Rabu, 03 Februari 2010

SUWUNG PAMRIH – TEBIH AJRIH - EYANG SOSROKARTONO


Soegih tanpo bondo
Digdojo tanpo adji
Ngaloeroeg tanpo bolo
Menang tanpo ngasoraken

Trimah mawi pasrah
Soewoeng Pamrih, tebih adjrih
Langgeng, tanono soesah, tan ono seneng
Anteng manteng, soegeng djeneng

Tandjoeng Poera 26 October 1931

Suwung pamrih,
Tebih Ajrih,
Menawi kulo ajrih,
Rak kirang manteb kulo dateng Gusti kulo.
Payung kulo Gusti kulo.
Tameng kulo inggih Gusti kulo.

Bagi seseorang yang tak punya pamrih, ia tak punya rasa takut. Apa pun kedudukannya, betapa pun jabatannya. Ia berjalan di atas kebenaran dan keadilan. Ia tak digentarkan oleh keadaan, dan kesulitan-kesulitan yang kelah dihadapinya, karena sikapnya yang konsekuen dan konsisten. Ia berani dan bersedia menanggung akibat perbuatannya atau keputusannya. Bahkan ia menyadari segala perbuatan dan keputusannya juga dipertanggung jawabkannya di hadapan Tuhannya.

Ia lebih mengutamakan harga diri dan martabatnya sebagai manusia. Nilai-nilai kejiwaan yang luhur, tak akan luntur karena harta benda dan kenikmatan duniawi. Ia berani menghadapi dan mengatasi tantangan hidup dan kesulitan-kesulitan hidup seorang diri. Ia berani memasuki kancah perjuangan hidup tanpa bantuan apa pun dan dari siapa pun. (ngalurug tanpo bolo)

Ia mencari kebenaran dengan pikiran yang terbuka ( seek the truth with open mind). Jiwanya tidak kerdil, bukan pula pengkhianat atau penjilat, ia benci kepada sifat pengecut. Dalam usahanya mencari nafkah, sangat terpuji.

Ia menyadari bahwa dalam hidup ini penuh kesulitan ( ing donya mung kebak kangelan, sing sopo oran gelem kangelan, ojo ana ing donya). Kesulitan harus diatasi. Kalau kesulitan sudah dipecahkan maka isinya adalah kebahagiaan.

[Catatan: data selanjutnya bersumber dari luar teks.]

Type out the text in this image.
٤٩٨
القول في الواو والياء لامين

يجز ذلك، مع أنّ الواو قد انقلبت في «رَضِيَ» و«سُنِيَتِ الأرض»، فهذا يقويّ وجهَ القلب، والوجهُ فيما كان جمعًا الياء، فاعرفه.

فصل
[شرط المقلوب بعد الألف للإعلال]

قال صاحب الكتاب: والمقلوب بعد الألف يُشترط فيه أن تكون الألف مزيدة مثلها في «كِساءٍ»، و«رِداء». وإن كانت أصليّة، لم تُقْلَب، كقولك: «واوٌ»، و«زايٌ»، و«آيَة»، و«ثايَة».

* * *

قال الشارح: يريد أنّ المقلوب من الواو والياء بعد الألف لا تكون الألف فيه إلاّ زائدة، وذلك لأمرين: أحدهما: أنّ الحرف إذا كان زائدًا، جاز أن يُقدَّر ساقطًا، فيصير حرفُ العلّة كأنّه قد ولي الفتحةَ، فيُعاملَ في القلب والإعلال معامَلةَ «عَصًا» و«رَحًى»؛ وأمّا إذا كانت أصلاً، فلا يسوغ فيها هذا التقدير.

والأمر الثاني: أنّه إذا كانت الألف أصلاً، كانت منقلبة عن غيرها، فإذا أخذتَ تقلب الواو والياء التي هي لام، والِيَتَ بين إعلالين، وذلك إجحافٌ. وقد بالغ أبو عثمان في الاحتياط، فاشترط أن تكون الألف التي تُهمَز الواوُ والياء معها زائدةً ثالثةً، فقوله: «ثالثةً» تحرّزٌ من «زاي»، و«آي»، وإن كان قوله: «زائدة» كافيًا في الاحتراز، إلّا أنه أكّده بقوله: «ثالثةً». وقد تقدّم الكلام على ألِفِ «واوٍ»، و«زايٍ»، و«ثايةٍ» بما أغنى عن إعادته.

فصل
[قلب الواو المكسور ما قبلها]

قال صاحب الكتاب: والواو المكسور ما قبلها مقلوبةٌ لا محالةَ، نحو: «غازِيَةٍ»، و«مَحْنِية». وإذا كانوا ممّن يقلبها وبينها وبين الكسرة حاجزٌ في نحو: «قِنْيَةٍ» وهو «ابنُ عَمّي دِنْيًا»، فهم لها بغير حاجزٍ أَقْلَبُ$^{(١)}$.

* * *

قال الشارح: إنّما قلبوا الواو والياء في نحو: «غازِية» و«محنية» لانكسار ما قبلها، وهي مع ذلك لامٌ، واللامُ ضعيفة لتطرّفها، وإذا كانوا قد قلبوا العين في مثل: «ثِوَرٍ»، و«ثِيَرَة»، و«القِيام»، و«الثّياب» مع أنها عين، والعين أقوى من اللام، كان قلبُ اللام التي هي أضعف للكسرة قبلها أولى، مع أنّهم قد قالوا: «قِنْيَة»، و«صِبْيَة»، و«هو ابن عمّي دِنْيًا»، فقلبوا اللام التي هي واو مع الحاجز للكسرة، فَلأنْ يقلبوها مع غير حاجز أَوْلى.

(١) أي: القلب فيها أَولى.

Ia tahu makna pengorbanan, namun dilakukan dengan ikhlas. Setiap saat ia akan kena fitnah. Ia merasakan hal itu. Betapa pun bersihnya manusia seperti salju dan betapa pun putihnya seperti kapas, namun manusia tidak akan lepas dari fitnahan. Tapi kalau ini terjadi, dan dilakukan pengusutan, maka yang muncul adalah kebenaran. Kebenaran itu kadang-kadang terdesak, tapi tidak pernah musnah. Kebenaran selalu ada pada orang yang “ suwung pamrin, tebih ajrih”.

Ia sudah menyatu dengan Tuhannya, karena itu ia digdaya tanpo aji. Payung kula Gusti kula, tameng kula inggih Gusti kula. Karena kesediaannya untuk berkorban, menolong sesama, manusia yang susah, yang sakit, bukan dengan tekad pamrih, melainkan dengan tekad “asih”. “Ajini pun inggih boten sanes namung aji tekadilmuni pun ilmu pasrah, rapalipun adiling Gusti. Sinau melu susah, melu sakit, tegesipun: sinau ngudi raos lan batos, sinau ngudi kamanungsan. Ganjarane, ayu lan arume sesami”.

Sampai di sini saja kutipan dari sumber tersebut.